Há duas problemáticas provocantes no discurso desta película. A primeira tange ao posicionamento da psicopatia. Rebecca representa bem a típica garota desequilibrada que faz tudo para manipular e obter seu foco de desejo. Cria situações, dissimula sua aparência frágil, mas esconde uma personalidade mórbida tão conhecida em outros filmes representativos de psicopatas. Os diálogos e as situações que a garota cria para sustentar sua obsessão refletem bem as características padrões e motivacionais de seres que mantêm esse tipo de comportamento. Rebecca oculta suas intenções para Sara, mas é percebida pelos outros — não só o namorado de Sara, como seus demais amigos, passam a perceber que, por trás da aparência angelical da garota, existe uma personalidade diabólica, inconstante e sem limites. O potencial de suspense se alia de sustos e diálogos tensos, além da câmera de Christiansen que focaliza nos olhares mórbidos e na face aterrorizante de Rebecca em quando revela ser uma pessoa de personalidade fria. A cena em que ela tem um orgasmo ao conversar, por telefone, com o ex-namorado de Sara, mostra bem o quão irracional pode ser uma pessoa quando nutre uma obsessão por outra. E é também um olhar sobre o lesbianismo que é uma característica provocadora do roteiro.

O filme segue nesse ritmo de suspense, mas aproveita-se do apreço libidinal do trio central. Obviamente, para tornar a malícia ainda mais transparente para o público. A segunda questão problemática tange à homoafetividade. Rebecca, além de apresentar comportamentos suspeitos, sente-se atraída sexualmente por Sara — o tom da homossexualidade revela-se nas sequências onde a psicótica jovem direciona sua libido feminina, repleta de desejos e vontades. Rebecca anseia possuir, afetivo e sexualmente, a colega Sara, para tanto, promove inúmeras situações manipulativas-maliciosas para garantir um contato mais próximo, talvez no intuito de tornar seu objeto de desejo mais íntimo do seu universo.
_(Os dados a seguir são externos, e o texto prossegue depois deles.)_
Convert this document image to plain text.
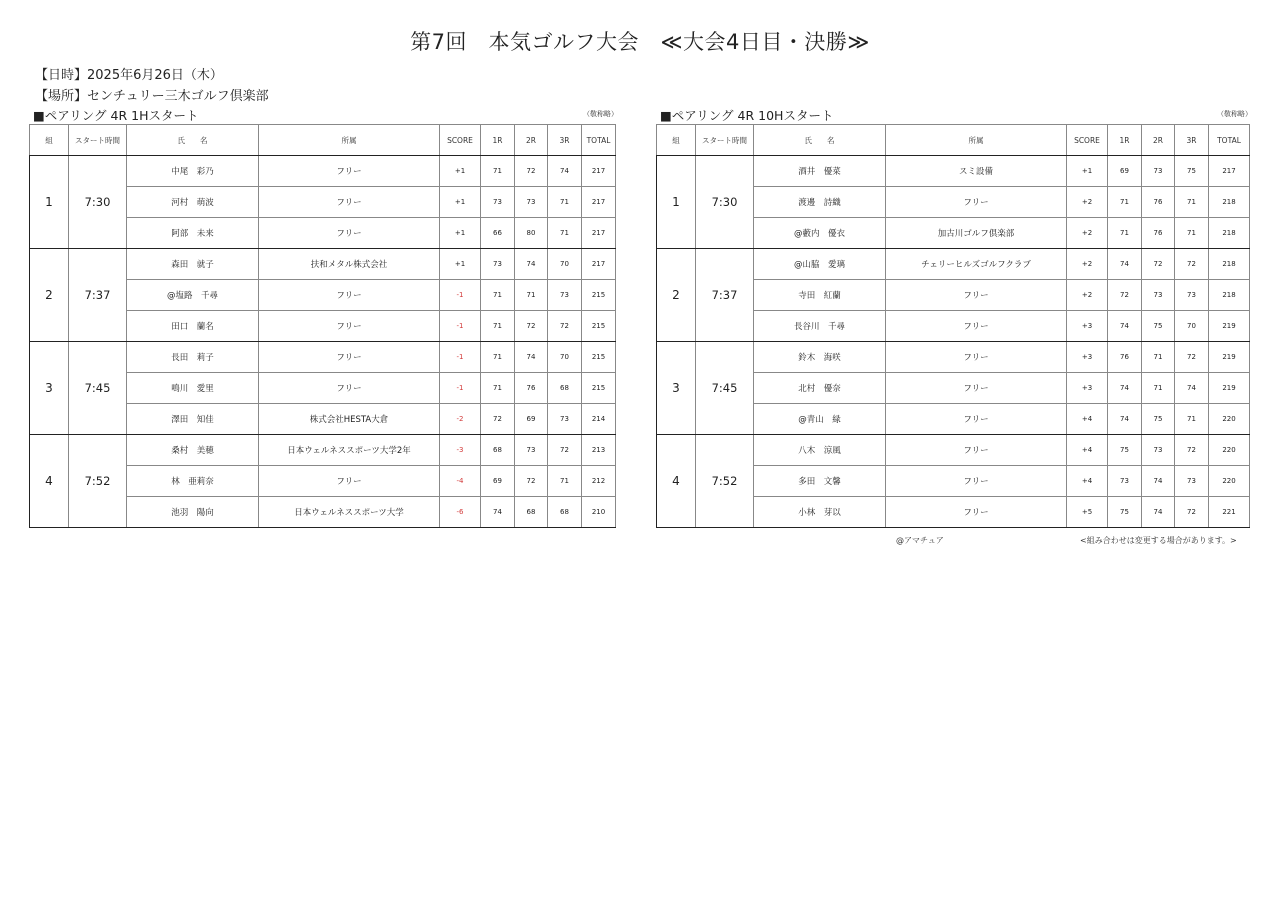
第7回　本気ゴルフ大会　≪大会4日目・決勝≫
【日時】2025年6月26日（木）
【場所】センチュリー三木ゴルフ倶楽部
■ペアリング 4R 1Hスタート	（敬称略）
組	スタート時間	氏　　名	所属	SCORE	1R	2R	3R	TOTAL
1	7:30	中尾　彩乃	フリー	+1	71	72	74	217
		河村　萌波	フリー	+1	73	73	71	217
		阿部　未来	フリー	+1	66	80	71	217
2	7:37	森田　就子	扶和メタル株式会社	+1	73	74	70	217
		@塩路　千尋	フリー	-1	71	71	73	215
		田口　蘭名	フリー	-1	71	72	72	215
3	7:45	長田　莉子	フリー	-1	71	74	70	215
		鳴川　愛里	フリー	-1	71	76	68	215
		澤田　知佳	株式会社HESTA大倉	-2	72	69	73	214
4	7:52	桑村　美穂	日本ウェルネススポーツ大学2年	-3	68	73	72	213
		林　亜莉奈	フリー	-4	69	72	71	212
		池羽　陽向	日本ウェルネススポーツ大学	-6	74	68	68	210
■ペアリング 4R 10Hスタート	（敬称略）
組	スタート時間	氏　　名	所属	SCORE	1R	2R	3R	TOTAL
1	7:30	酒井　優菜	スミ設備	+1	69	73	75	217
		渡邊　詩織	フリー	+2	71	76	71	218
		@藪内　優衣	加古川ゴルフ倶楽部	+2	71	76	71	218
2	7:37	@山脇　愛璃	チェリーヒルズゴルフクラブ	+2	74	72	72	218
		寺田　紅蘭	フリー	+2	72	73	73	218
		長谷川　千尋	フリー	+3	74	75	70	219
3	7:45	鈴木　海咲	フリー	+3	76	71	72	219
		北村　優奈	フリー	+3	74	71	74	219
		@青山　緑	フリー	+4	74	75	71	220
4	7:52	八木　涼風	フリー	+4	75	73	72	220
		多田　文馨	フリー	+4	73	74	73	220
		小林　芽以	フリー	+5	75	74	72	221
@アマチュア	<組み合わせは変更する場合があります。>
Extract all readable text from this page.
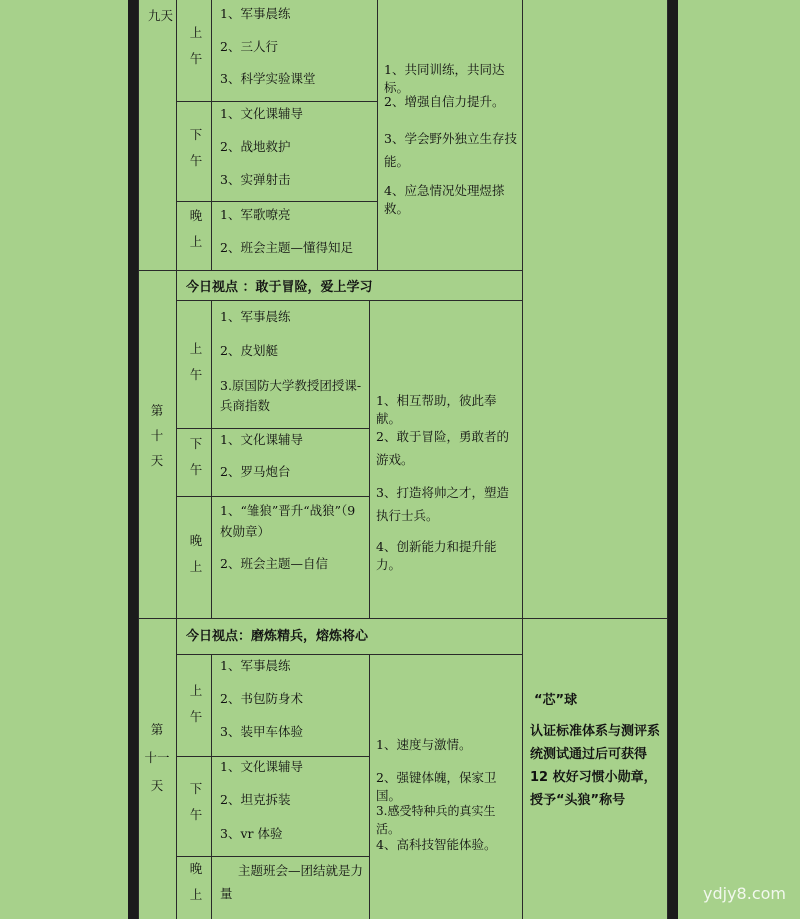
九天
上
午
1、军事晨练
2、三人行
3、科学实验课堂
下
午
1、文化课辅导
2、战地救护
3、实弹射击
晚
上
1、军歌嘹亮
2、班会主题—懂得知足
1、共同训练，共同达标。
2、增强自信力提升。
3、学会野外独立生存技能。
4、应急情况处理煜搽救。
今日视点 ：敢于冒险，爱上学习
第
十
天
上
午
1、军事晨练
2、皮划艇
3.原国防大学教授团授课-兵商指数
下
午
1、文化课辅导
2、罗马炮台
晚
上
1、“雏狼”晋升“战狼”（9 枚勋章）
2、班会主题—自信
1、相互帮助，彼此奉献。
2、敢于冒险，勇敢者的游戏。
3、打造将帅之才，塑造执行士兵。
4、创新能力和提升能力。
今日视点：磨炼精兵，熔炼将心
第
十一
天
上
午
1、军事晨练
2、书包防身术
3、装甲车体验
下
午
1、文化课辅导
2、坦克拆装
3、vr 体验
晚
上
主题班会—团结就是力量
1、速度与激情。
2、强键体魄，保家卫国。
3.感受特种兵的真实生活。
4、高科技智能体验。
“芯”球
认证标准体系与测评系统测试通过后可获得 12 枚好习惯小勋章，授予“头狼”称号
ydjy8.com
Onde surgiu tanto desejo? Será que, além do obscuro comportamento doentio, há uma garota que reprimia sua opção sexual? O roteiro mostra essas intenções libidinais enquanto fomenta a tensão na psicose de Rebecca. A presença interpretativa de Minka Kelly, que representa muito bem o papel de uma garota responsável e delicada, é o contraste perfeito para a dualidade de Leighton Meester — essa empresta seus olhares, os tons e trejeitos, típicos de uma fêmea perversa e no cio, a ponto de devorar sua presa! O raso roteiro, apesar de delinear muito bem situações juvenis, peca por não aproveitar o romance heterossexual de Sara com Stephen, mas a presença de Caiam Gigandet é proposital para atrair a parcela feminina do público que vai atrás de sensualidade masculina, visto que este ator transparece boa virilidade em cena. É um filme que quis criar uma situação de homoafetividade feminina com dose cavalar de psicopatia. Não é excepcional, mas vale um orgasmo.

The Roommate (EUA, 2011)
Direção de Christian E. Christiansen
Roteiro de Sonny Mallhi
Com Leighton Meester, Minka Kelly, Cam Gigandet, Alyson Michalka

17 opinaram | apimente também!:

Kamila disse...

Só você mesmo para fazer um texto profundo como esse sobre um filme que aparenta ser totalmente superficial...

Alan Raspante disse...

A premissa é muito interessante, mesmo que a trama seja bem clichê. Vou conferir!

Gabriel Neves disse...

Lembro-me que no começo do ano tinha visto um trailer sobre esse filme, mas o trailer não me deixou muito instigado com a premissa. Se um trailer não me dá expectativas, onde eu vou achar motivação para conferir o filme? Bem, seu texto está ótimo, como sempre exaltando bem a questão sexual, mas minha vontade para conferir não animou muito. Acho que vou deixar ele quietinho no canto enquanto eu fico quietinho no meu, rs.
Abraços.

Unknown disse...

Cris, sempre criando boas impressões de filmes aparentemente ruins. Os atores não me animam, tds saidos de series televisivas medias para ruins, mas quem sabe não confiro em um dia chuvoso.
Grande Abraço.

Anônimo disse...

Oi, Cristiano :)

Já tinha ouvido falar desse filme, mas nunca assisti. Sua resenha foi muito intensa e captou elementos que chamam minha atenção. Os assuntos abordados são profundos e interessantes.
Vou add no Filmow agora mesmo e tirar um dia pra assistir. Só não sei qdo... :/

E obrigada!
Já estou seguindo seu blog e tbm vou acompanhar seus posts.
Seu link já está na minha lista de blogs.
Seja bem-vindo! :D

Adecio Moreira Jr. disse...

Eu sempre me confundo com o título das suas postagens e os títulos dos filmes que você comenta.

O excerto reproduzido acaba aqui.